Weeden--I do agree with you that many military efforts have little to do with our country's defense. However, I also believe that anybody who gives years of his or her life to military service should receive the benefits promised when the service ends. My husband is a Vietnam War-era vet. He was a medic who took care of wounded soldiers in Holland and Germany. He now gets services from the VA in Wichita,and for the most part the service is above average. We now have to pay a co-pay because the VA now does means testing for those who use it. Even so we don't pay a great deal out of pocket. That's as it should be. Those of you who served should get what's due you. It's wrong when the government goes back on its promises to citizen soldiers.

Angelo Lopez Author Profile Page:

Thanks Weeden for your service to this country. In this era of austerity and budget cuts, I'm guessing that a lot of government promises are going to be broken.

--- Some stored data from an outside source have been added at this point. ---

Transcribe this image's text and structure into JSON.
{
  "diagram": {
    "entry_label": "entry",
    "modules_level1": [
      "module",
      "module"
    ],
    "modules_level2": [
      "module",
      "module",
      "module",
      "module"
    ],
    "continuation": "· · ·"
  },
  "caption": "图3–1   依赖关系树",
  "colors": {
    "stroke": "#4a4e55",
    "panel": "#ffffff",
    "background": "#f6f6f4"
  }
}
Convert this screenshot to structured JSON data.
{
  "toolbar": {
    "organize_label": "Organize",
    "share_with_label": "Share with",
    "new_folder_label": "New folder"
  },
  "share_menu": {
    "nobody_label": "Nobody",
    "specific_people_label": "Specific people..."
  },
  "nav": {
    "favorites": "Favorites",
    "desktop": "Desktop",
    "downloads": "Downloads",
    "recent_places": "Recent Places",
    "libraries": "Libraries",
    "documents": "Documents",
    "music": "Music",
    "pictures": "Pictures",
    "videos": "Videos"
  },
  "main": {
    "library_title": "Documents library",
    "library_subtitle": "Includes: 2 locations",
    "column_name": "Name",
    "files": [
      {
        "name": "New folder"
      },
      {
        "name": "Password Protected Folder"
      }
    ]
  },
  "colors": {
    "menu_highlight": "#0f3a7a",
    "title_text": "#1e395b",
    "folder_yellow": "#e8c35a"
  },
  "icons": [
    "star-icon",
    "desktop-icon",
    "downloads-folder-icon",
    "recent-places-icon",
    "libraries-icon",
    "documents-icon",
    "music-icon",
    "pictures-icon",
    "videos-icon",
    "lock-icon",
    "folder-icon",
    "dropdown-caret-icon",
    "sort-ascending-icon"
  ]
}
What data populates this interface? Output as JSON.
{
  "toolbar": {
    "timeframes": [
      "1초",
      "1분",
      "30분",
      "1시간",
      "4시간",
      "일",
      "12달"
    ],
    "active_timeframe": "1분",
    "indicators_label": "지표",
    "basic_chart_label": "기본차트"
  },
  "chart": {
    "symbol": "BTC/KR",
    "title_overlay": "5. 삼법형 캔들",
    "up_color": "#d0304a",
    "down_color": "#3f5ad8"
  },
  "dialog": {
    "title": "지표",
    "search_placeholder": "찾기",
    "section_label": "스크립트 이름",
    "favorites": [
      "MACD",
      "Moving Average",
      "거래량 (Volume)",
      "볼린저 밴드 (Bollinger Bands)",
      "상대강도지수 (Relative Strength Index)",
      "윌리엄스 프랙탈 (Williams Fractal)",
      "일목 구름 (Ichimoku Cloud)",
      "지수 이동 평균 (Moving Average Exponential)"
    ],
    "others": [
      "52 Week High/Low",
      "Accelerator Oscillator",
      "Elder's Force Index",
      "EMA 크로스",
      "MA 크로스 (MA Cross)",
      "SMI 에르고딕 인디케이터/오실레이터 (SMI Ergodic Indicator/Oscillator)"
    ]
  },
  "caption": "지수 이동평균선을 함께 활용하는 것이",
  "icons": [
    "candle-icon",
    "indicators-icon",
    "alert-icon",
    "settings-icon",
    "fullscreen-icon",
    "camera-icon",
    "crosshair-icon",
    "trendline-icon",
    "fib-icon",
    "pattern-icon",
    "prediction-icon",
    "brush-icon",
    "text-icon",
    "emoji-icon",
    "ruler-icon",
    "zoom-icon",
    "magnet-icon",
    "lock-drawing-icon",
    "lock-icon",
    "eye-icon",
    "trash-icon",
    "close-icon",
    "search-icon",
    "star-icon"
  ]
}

John Christiansen Author Profile Page:

I spent 23+ years in the Air Force and retired as a Master Sergeant, Personnel Superintendent and went everywhere they assigned me to. From the recruiter's office and all thru those years, we were promised free medical care for the rest of our lives, and was one reason why military pay was so low. My first two years of service my pitiful pay was $78-a-month. We heard these empty promises by the Government every month at mandatory Commanders Call. Now the Government is breaching their contract with us, and is grounds for a class-action lawsuit. Even when you reach Social Security age, under Medicare Part-B, the Government monthly steals almost $100 from your Social Security check. No one has faith in the credibility of the Federal Government; especially with this imposter, who calls himself our President.